Für Ärger sorgte am Mittwoch der offensichtliche Verrat des geplanten Verbots einer Berliner Hells Angels-Vereinigung. Die Opposition fordert nachdrücklich Aufklärung. Die Polizei erstattete nach eigenen Angaben am Mittwoch Anzeige wegen Geheimnisverrats gegen Unbekannt. Aus Sicht des Innenexperten der Linken Hakan Tas müssen Innensenator Henkel und Polizeivizepräsidentin Margarete Koppers dazu im parlamentarischen Innenausschuss Rede und Antwort stehen. Auch Henkel zeigte sich entsetzt darüber, dass der Einsatz gegen den Rockerclub im Vorfeld bekannt wurde.

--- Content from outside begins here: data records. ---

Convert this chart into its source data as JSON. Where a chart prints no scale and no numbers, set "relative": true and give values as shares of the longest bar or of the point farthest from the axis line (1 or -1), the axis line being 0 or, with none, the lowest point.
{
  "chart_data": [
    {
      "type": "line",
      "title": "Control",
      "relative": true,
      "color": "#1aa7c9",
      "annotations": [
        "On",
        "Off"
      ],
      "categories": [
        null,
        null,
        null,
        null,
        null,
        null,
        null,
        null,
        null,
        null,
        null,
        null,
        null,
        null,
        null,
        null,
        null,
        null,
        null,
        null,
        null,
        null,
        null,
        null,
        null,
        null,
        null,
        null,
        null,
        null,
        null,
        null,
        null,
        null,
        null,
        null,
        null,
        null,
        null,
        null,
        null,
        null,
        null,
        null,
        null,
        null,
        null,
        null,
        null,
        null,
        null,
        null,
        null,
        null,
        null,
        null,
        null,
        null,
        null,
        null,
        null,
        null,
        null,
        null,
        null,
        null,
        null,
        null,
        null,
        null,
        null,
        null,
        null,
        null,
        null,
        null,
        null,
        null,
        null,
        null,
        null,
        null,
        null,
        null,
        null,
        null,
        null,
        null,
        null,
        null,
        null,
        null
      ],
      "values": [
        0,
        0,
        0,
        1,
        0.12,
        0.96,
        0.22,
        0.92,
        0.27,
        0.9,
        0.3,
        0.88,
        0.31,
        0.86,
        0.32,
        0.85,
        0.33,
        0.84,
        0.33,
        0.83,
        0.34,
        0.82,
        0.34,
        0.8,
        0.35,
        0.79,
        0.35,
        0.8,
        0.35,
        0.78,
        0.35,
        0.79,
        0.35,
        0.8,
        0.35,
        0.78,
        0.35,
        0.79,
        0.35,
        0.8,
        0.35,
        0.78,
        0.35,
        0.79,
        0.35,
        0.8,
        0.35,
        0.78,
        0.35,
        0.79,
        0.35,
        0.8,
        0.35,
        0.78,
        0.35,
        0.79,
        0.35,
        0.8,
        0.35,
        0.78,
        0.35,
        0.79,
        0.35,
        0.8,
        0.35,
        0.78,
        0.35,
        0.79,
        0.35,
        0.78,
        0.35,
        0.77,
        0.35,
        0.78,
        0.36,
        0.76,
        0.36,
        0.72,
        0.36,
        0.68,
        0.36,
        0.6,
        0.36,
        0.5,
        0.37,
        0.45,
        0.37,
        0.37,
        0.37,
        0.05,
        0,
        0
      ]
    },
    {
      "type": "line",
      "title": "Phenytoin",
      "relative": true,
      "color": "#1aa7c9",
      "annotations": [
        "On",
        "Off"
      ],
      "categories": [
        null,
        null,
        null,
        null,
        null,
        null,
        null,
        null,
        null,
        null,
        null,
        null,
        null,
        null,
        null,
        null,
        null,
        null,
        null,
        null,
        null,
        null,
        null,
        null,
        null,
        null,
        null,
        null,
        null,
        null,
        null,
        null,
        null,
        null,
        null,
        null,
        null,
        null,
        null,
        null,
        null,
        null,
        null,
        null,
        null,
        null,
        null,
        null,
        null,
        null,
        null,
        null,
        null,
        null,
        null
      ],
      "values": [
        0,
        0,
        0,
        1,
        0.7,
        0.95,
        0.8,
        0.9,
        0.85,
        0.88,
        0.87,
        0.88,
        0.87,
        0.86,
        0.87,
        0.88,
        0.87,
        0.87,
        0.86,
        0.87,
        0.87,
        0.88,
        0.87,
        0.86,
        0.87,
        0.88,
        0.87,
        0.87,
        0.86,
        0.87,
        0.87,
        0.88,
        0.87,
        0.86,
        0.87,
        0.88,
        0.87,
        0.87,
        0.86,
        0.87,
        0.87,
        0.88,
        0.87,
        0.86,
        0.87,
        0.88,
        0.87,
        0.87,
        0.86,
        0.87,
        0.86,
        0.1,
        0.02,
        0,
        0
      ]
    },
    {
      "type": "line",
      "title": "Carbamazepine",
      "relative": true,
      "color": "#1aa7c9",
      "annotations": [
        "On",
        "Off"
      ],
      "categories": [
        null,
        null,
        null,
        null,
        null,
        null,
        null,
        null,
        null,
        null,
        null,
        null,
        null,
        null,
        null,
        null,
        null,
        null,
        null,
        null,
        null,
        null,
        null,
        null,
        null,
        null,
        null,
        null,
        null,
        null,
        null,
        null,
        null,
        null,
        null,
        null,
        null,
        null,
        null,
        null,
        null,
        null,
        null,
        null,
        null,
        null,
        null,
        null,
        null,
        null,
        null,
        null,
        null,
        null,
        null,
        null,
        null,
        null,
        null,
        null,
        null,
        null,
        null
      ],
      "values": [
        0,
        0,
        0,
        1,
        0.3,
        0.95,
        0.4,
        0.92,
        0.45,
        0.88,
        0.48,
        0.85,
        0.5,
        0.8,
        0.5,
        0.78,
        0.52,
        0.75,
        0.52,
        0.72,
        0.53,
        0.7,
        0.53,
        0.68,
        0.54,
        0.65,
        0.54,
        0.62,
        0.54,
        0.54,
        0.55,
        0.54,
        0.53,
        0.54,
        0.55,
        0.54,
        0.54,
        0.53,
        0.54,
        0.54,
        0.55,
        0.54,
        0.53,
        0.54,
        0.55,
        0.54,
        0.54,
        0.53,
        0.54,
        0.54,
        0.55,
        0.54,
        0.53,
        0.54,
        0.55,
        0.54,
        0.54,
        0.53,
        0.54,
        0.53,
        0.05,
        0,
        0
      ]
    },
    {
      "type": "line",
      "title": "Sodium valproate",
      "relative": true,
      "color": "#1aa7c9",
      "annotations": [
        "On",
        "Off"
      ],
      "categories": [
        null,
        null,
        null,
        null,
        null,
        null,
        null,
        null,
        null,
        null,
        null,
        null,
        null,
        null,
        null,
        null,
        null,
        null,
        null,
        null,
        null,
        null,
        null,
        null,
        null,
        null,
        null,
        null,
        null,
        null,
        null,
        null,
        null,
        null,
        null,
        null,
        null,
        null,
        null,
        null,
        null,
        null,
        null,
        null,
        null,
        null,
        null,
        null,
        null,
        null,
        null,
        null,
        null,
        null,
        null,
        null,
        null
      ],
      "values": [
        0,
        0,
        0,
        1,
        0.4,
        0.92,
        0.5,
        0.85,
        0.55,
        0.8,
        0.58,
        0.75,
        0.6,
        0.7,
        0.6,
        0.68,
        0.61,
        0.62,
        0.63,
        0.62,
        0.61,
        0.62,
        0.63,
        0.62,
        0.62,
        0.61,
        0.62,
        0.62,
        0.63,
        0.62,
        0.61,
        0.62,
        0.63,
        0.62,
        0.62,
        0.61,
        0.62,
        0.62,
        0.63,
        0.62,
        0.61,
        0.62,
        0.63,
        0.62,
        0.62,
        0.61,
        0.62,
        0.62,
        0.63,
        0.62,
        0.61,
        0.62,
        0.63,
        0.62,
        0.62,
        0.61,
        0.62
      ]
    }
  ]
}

Den anwesenden Mitgliedern des Vereinsheims in der Residenzstraße in Reinickendorf war laut Polizei die Verbotsverfügung bereits am späten Dienstagabend zugestellt worden. Darin werden dem Club unter anderem Gewalttaten, Waffendelikte und Verstoß gegen das Betäubungsmittelgesetz vorgeworfen. Rund 50 Beamte sicherten zunächst das Vereinsinventar.

Am frühen Mittwochmorgen begann dann eine Großrazzia im Stadtgebiet. 550 Beamte seien im Einsatz gewesen, sagte ein Polizeisprecher. Durchsucht wurden 30 Wohnungen und drei Lokale, die von Mitgliedern betrieben werden. Insgesamt wurden acht Motorräder, verschiedene Hieb- und Stichwaffen sowie Mobiliar sichergestellt. Gegen zwei Personen, die sich wehrten, wurden Ermittlungsverfahren wegen Widerstands gegen Vollstreckungsbeamte eingeleitet.

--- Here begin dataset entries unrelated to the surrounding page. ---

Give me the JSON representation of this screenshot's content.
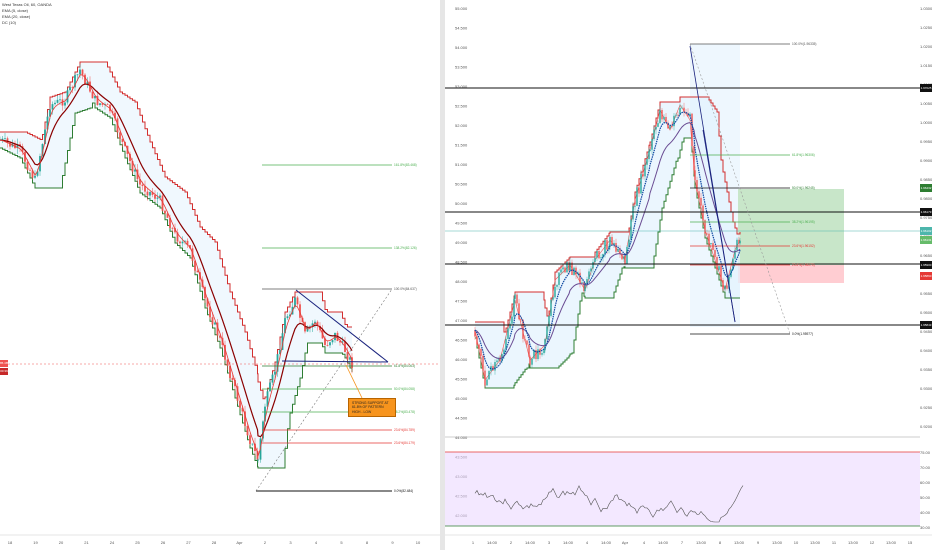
{
  "left_chart": {
    "legend": [
      "West Texas Oil, 60, OANDA",
      "EMA (5, close)",
      "EMA (20, close)",
      "DC (10)"
    ],
    "x_ticks": [
      "18",
      "19",
      "20",
      "21",
      "24",
      "25",
      "26",
      "27",
      "28",
      "Apr",
      "2",
      "3",
      "4",
      "5",
      "8",
      "9",
      "10"
    ],
    "fib_labels": [
      "161.8%(83.468)",
      "138.2%(82.126)",
      "100.0%(84.637)",
      "61.8%(84.063)",
      "50.0%(84.058)",
      "38.2%(83.478)",
      "23.6%(84.789)",
      "23.6%(84.179)",
      "0.0%(82.484)"
    ],
    "callout_text": "STRONG SUPPORT AT 61.8% OF PATTERN HIGH - LOW",
    "price_tags": [
      "85.485",
      "00:39"
    ],
    "colors": {
      "up": "#26a69a",
      "down": "#ef5350",
      "ema5": "#c62828",
      "ema20": "#8b0000",
      "dc_upper": "#d32f2f",
      "dc_lower": "#2e7d32",
      "fib_green": "#4caf50",
      "fib_red": "#e53935",
      "callout": "#f7941d"
    }
  },
  "right_chart": {
    "y_left_ticks": [
      "55.000",
      "54.500",
      "54.000",
      "53.500",
      "53.000",
      "52.500",
      "52.000",
      "51.500",
      "51.000",
      "50.500",
      "50.000",
      "49.500",
      "49.000",
      "48.500",
      "48.000",
      "47.500",
      "47.000",
      "46.500",
      "46.000",
      "45.500",
      "45.000",
      "44.500",
      "44.000",
      "43.500",
      "43.000",
      "42.500",
      "42.000"
    ],
    "y_right_ticks": [
      "1.0300",
      "1.0250",
      "1.0200",
      "1.0150",
      "1.0100",
      "1.0050",
      "1.0000",
      "0.9950",
      "0.9900",
      "0.9850",
      "0.9800",
      "0.9750",
      "0.9700",
      "0.9650",
      "0.9600",
      "0.9550",
      "0.9500",
      "0.9450",
      "0.9400",
      "0.9350",
      "0.9300",
      "0.9250",
      "0.9200"
    ],
    "rsi_ticks": [
      "75.00",
      "70.00",
      "60.00",
      "50.00",
      "40.00",
      "30.00"
    ],
    "x_ticks": [
      "1",
      "14:00",
      "2",
      "14:00",
      "3",
      "14:00",
      "4",
      "14:00",
      "Apr",
      "4",
      "14:00",
      "7",
      "13:00",
      "8",
      "13:00",
      "9",
      "13:00",
      "10",
      "13:00",
      "11",
      "13:00",
      "12",
      "13:00",
      "15"
    ],
    "fib_labels": [
      "100.0%(1.96335)",
      "61.8%(1.96306)",
      "50.0%(1.96245)",
      "38.2%(1.96195)",
      "23.6%(1.96152)",
      "23.6%(1.96070)",
      "0.0%(1.95977)"
    ],
    "price_tags": [
      "1.97025",
      "1.96432",
      "1.96173",
      "1.96102",
      "1.96131",
      "1.95900",
      "1.95860",
      "1.95843"
    ],
    "colors": {
      "dc_upper": "#d32f2f",
      "dc_lower": "#2e7d32",
      "ema": "#0d47a1",
      "ema_slow": "#6a4c93",
      "rsi": "#555555",
      "rsi_band": "#e9d5ff",
      "long_profit": "#c8e6c9",
      "long_loss": "#ffcdd2",
      "black_level": "#111111"
    }
  }
}
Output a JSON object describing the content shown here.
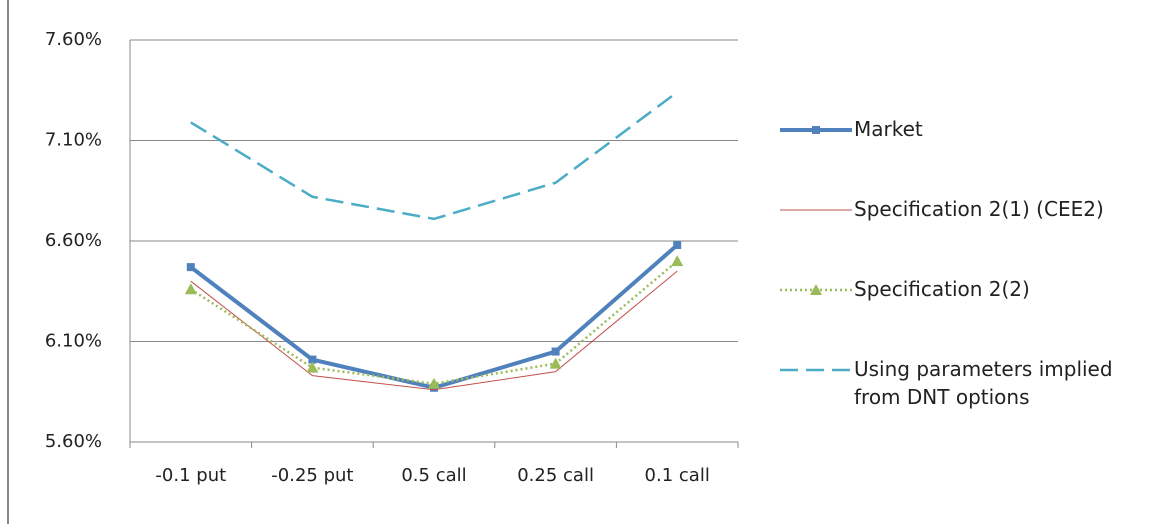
{
  "chart_data": {
    "type": "line",
    "categories": [
      "-0.1 put",
      "-0.25 put",
      "0.5 call",
      "0.25 call",
      "0.1 call"
    ],
    "ylim": [
      5.6,
      7.6
    ],
    "yticks": [
      {
        "value": 5.6,
        "label": "5.60%"
      },
      {
        "value": 6.1,
        "label": "6.10%"
      },
      {
        "value": 6.6,
        "label": "6.60%"
      },
      {
        "value": 7.1,
        "label": "7.10%"
      },
      {
        "value": 7.6,
        "label": "7.60%"
      }
    ],
    "grid": true,
    "legend": "right",
    "series": [
      {
        "name": "Market",
        "color": "#4f81bd",
        "style": "solid",
        "marker": "square",
        "values": [
          6.47,
          6.01,
          5.87,
          6.05,
          6.58
        ]
      },
      {
        "name": "Specification 2(1) (CEE2)",
        "color": "#c0504d",
        "style": "thin",
        "marker": "none",
        "values": [
          6.4,
          5.93,
          5.86,
          5.95,
          6.45
        ]
      },
      {
        "name": "Specification 2(2)",
        "color": "#9bbb59",
        "style": "dotted",
        "marker": "triangle",
        "values": [
          6.36,
          5.97,
          5.89,
          5.99,
          6.5
        ]
      },
      {
        "name": "Using parameters implied from DNT options",
        "color": "#4bacc6",
        "style": "dashed",
        "marker": "none",
        "values": [
          7.19,
          6.82,
          6.71,
          6.89,
          7.34
        ]
      }
    ]
  }
}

Henkel hatte bereits am 24. Mai ein Verbot der Ortsgruppe „MC Berlin City“ angeordnet. Mit ihm werde ein Signal ausgesandt, „dass wir Rechtsbrüche, aus welcher Richtung auch immer, nicht dulden werden“, unterstrich der Innensenator.

Rocker lösen Anhängergruppen auf

Für den Einsatz hatte die Berliner Polizei Verstärkung aus mehreren Bundesländern erhalten. Der ursprünglich für Mittwoch geplante Großeinsatz wurde laut Polizei wegen Presseveröffentlichungen vorgezogen. Unter anderen hatte „Spiegel Online“ berichtet, dass die Polizei plane, am Mittwochmorgen Vereinsheime, Kneipen und Privatwohnungen von Rockerclubs zu durchsuchen.

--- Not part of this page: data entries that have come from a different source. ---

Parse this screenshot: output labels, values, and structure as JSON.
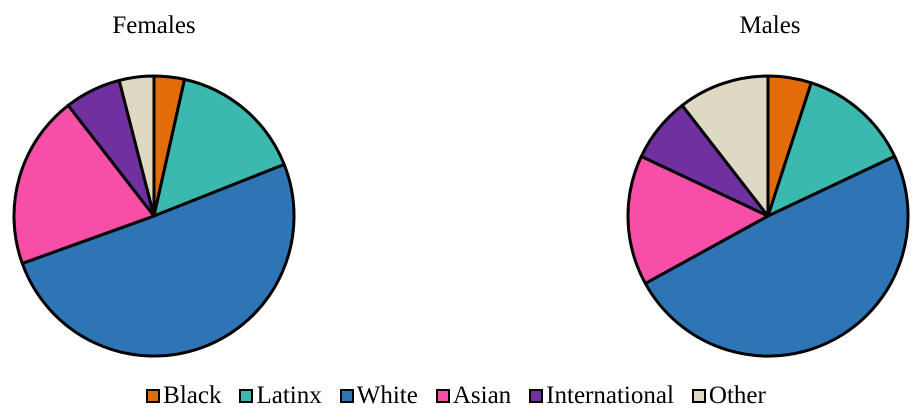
{
  "chart_data": [
    {
      "type": "pie",
      "title": "Females",
      "categories": [
        "Black",
        "Latinx",
        "White",
        "Asian",
        "International",
        "Other"
      ],
      "values": [
        3.5,
        15.5,
        50.5,
        20.0,
        6.5,
        4.0
      ]
    },
    {
      "type": "pie",
      "title": "Males",
      "categories": [
        "Black",
        "Latinx",
        "White",
        "Asian",
        "International",
        "Other"
      ],
      "values": [
        5.0,
        13.0,
        49.0,
        15.0,
        7.5,
        10.5
      ]
    }
  ],
  "legend": {
    "placement": "bottom",
    "items": [
      {
        "label": "Black",
        "color": "#E36C0A"
      },
      {
        "label": "Latinx",
        "color": "#3CB9AF"
      },
      {
        "label": "White",
        "color": "#2E75B6"
      },
      {
        "label": "Asian",
        "color": "#F74FA8"
      },
      {
        "label": "International",
        "color": "#7030A0"
      },
      {
        "label": "Other",
        "color": "#DDD9C3"
      }
    ]
  }
}
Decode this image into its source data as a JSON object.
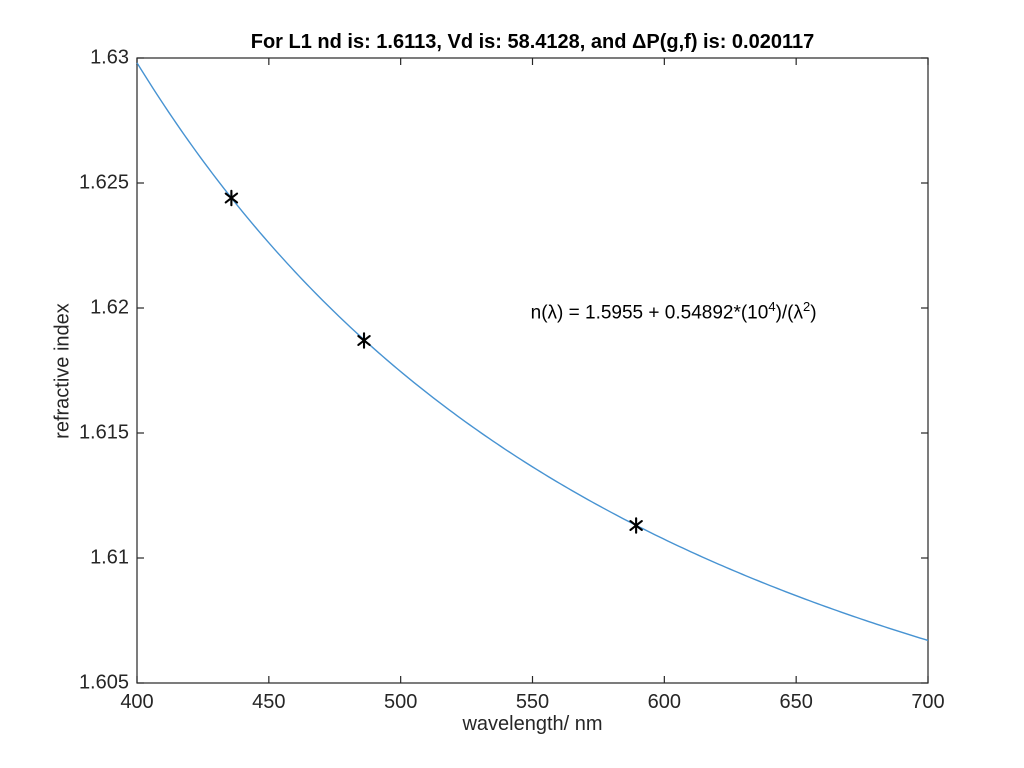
{
  "chart_data": {
    "type": "line",
    "title": "For L1 nd is: 1.6113, Vd is: 58.4128, and ΔP(g,f) is: 0.020117",
    "xlabel": "wavelength/ nm",
    "ylabel": "refractive index",
    "xlim": [
      400,
      700
    ],
    "ylim": [
      1.605,
      1.63
    ],
    "x_ticks": [
      400,
      450,
      500,
      550,
      600,
      650,
      700
    ],
    "x_tick_labels": [
      "400",
      "450",
      "500",
      "550",
      "600",
      "650",
      "700"
    ],
    "y_ticks": [
      1.605,
      1.61,
      1.615,
      1.62,
      1.625,
      1.63
    ],
    "y_tick_labels": [
      "1.605",
      "1.61",
      "1.615",
      "1.62",
      "1.625",
      "1.63"
    ],
    "grid": false,
    "legend": "none",
    "frame_color": "#262626",
    "background_color": "#ffffff",
    "series": [
      {
        "name": "cauchy-fit-curve",
        "type": "function-line",
        "equation": "n(lambda) = A + B/lambda^2",
        "A": 1.5955,
        "B": 5489.2,
        "x_range": [
          400,
          700
        ],
        "color": "#4793d2",
        "line_width": 1.4
      },
      {
        "name": "spectral-line-data-points",
        "type": "scatter",
        "marker": "asterisk",
        "color": "#000000",
        "x": [
          435.8,
          486.1,
          589.3
        ],
        "y": [
          1.6244,
          1.6187,
          1.6113
        ]
      }
    ],
    "annotation": {
      "text": "n(λ) = 1.5955 + 0.54892*(10^4)/(λ^2)",
      "parts": {
        "pre": "n(λ) = 1.5955 + 0.54892*(10",
        "sup1": "4",
        "mid": ")/(λ",
        "sup2": "2",
        "post": ")"
      },
      "x": 549.3,
      "y": 1.62035
    }
  }
}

Um dem zu entgehen, hatte es zuvor einen Wechsel innerhalb der Rockerszene gegeben. Wie die Brandenburger Polizei bestätigte, löste sich das verbotsgefährdete Chapter der Bandidos „Southside“ nach einer Abschlussparty auf, um sich danach teilweise den Hells Angels in Potsdam anzuschließen. Brandenburg ist nach Darstellung von Innenminister Dietmar Woidke (SPD) für Berliner Rocker jedoch seit langem „ein ungemütliches Pflaster“.

Henkel fordert Aufklärung

Unterdessen forderte Henkel mit Blick auf die undichte Stelle in der Polizei Koppers auf, die Umstände der Einsatzplanung und die Durchführung zu prüfen sowie Konsequenzen zu ziehen. „Die Weitergabe von Informationen im Vorfeld von Einsätzen gefährdet den Einsatzerfolg und schlimmstenfalls auch das Leben der eingesetzten Polizeibeamten“, unterstrich er.

Aufklärung forderte auch die Polizeigewerkschaft GdP. Ein möglicher Maulwurf in den Reihen der Polizei müsste „mit aller Härte des Gesetzes bestraft werden“, sagte Landesgeschäftsführer Klaus Eisenreich der Nachrichtenagentur dapd.

Bereits im März war am Berliner Landgericht ein 24-jähriger Polizeianwärter wegen Verrats von Dienstgeheimnissen zu elf Monaten auf Bewährung verurteilt worden. Grund: Er hatte einen mitangeklagten Freund des Motorradclubs Hells Angels per SMS vor polizeilichen Durchsuchungen gewarnt.